Non tutte le urla vengono ascoltate

“Le emozioni inespresse non moriranno mai. Sono sepolti vivi e usciranno in seguito in modi più brutti ".
~ Sigmund Freud

Per quanto riguarda il dolore, ci sono due modi in cui gli esseri umani sono programmati biologicamente: per dimostrare il nostro e per rispondere a quello degli altri.

Le urla erano evolutivamente essenziali per la sopravvivenza dell'uomo. Urliamo quando siamo feriti per avvisare gli altri della nostra situazione e, più intenzionalmente, per suscitare empatia e soccorso.

In alcune occasioni, la nostra incapacità di chiedere aiuto può essere il risultato di particolari limitazioni nella struttura fisica. Un animale ferito, ad esempio, può conservare le sue risorse trascinandosi prima al sicuro dove può leccarsi tranquillamente le ferite; può essere consapevole dei pericoli dei predatori in agguato, dove vocalizzare il dolore può essere una trappola mortale piuttosto che svolgere la sua funzione prevista. Il senzatetto che chiede l'elemosina sul ciglio della strada, morente di una malattia che non possiamo pronunciare; troppo debole per muoversi e bloccato nel mutismo, può dire solo con gli occhi: “Sono solo. Ho perso il dono della speranza. Mi aiuti per favore."

Forse essendo uno dei pochi mammiferi senza mimetismo naturale, tuttavia, pochi di noi si sdraiano a terra, ferite in palese mostra perché tutti le vedano - e tanto meno chiedono aiuto. Sanguinando all'interno, abbiamo imparato a nasconderci dietro alcol, denaro e relazioni superficiali. Nella relativa assenza di circostanze che ci impongono di respingere le bestie selvagge, siamo perseguitati da minacce di rifiuto, abbandono, invalidazione e perdita di controllo.I predatori prendono forma nell'insicurezza, sentimenti di indegnità e, a volte, orgoglio. Nessun soccorso arriva per arginare il flusso sanguigno.

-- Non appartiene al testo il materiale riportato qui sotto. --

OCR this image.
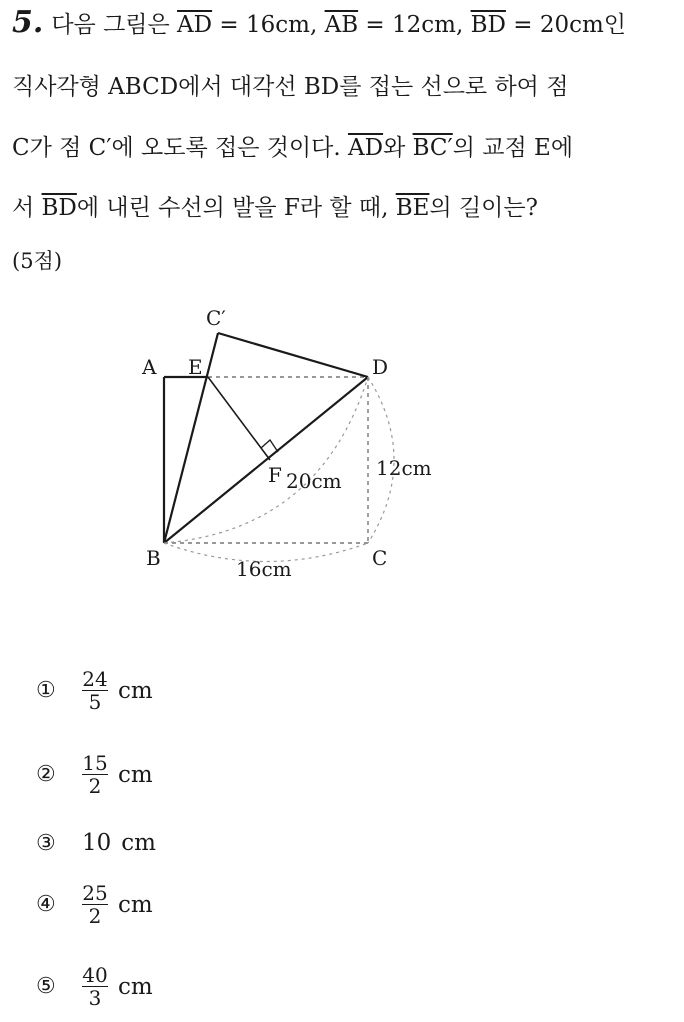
5. 다음 그림은 $\overline{AD} = 16cm$, $\overline{AB} = 12cm$, $\overline{BD} = 20cm$인
직사각형 ABCD에서 대각선 BD를 접는 선으로 하여 점
C가 점 C′에 오도록 접은 것이다. $\overline{AD}$와 BC′의 교점 E에
서 $\overline{BD}$에 내린 수선의 발을 F라 할 때, $\overline{BE}$의 길이는?
(5점)
A E
C′
D
B	C
F 20cm
12cm
16cm
①	$\frac{24}{5}$ cm
②	$\frac{15}{2}$ cm
③	10 cm
④	$\frac{25}{2}$ cm
⑤	$\frac{40}{3}$ cm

Come la sirena di un'ambulanza o di un allarme per auto, le urla hanno una qualità sonora unica a cui la specie umana è innatamente configurata per rispondere con immediatezza e urgenza. Oggi più colloquialmente conosciuto come "empatia", siamo intrinsecamente sintonizzati sull'angoscia degli altri. La caratteristica temporale unica di un grido preoccupa gli altri membri della specie umana; li porta a correre per consolare, frenare o alleviare il dolore che aveva provocato il grido.

Cosa succede alla nostra capacità di rispondere all'angoscia di noi stessi quando conteniamo dentro di noi urla inascoltate? Citando Sigmund Freud, "Le emozioni inespresse non moriranno mai. Sono sepolti vivi e usciranno in seguito in modi più brutti ". Ci chiudiamo - non solo al dolore delle persone - ma anche alla loro felicità. Questi due stati dell'essere ti strofineranno nel modo sbagliato: dolore, perché colpisce troppo vicino a casa, e felicità, perché sembra così lontano, così fuori portata.

Identificare il nostro dolore è l'unico primo passo; la parte più difficile sta nel permettere a noi stessi di sentire il nostro dolore. Solo allora potremmo trovare un canale per diffonderlo, per timore che, in un circolo vizioso, esso viene avanti più tardi in modi più brutti.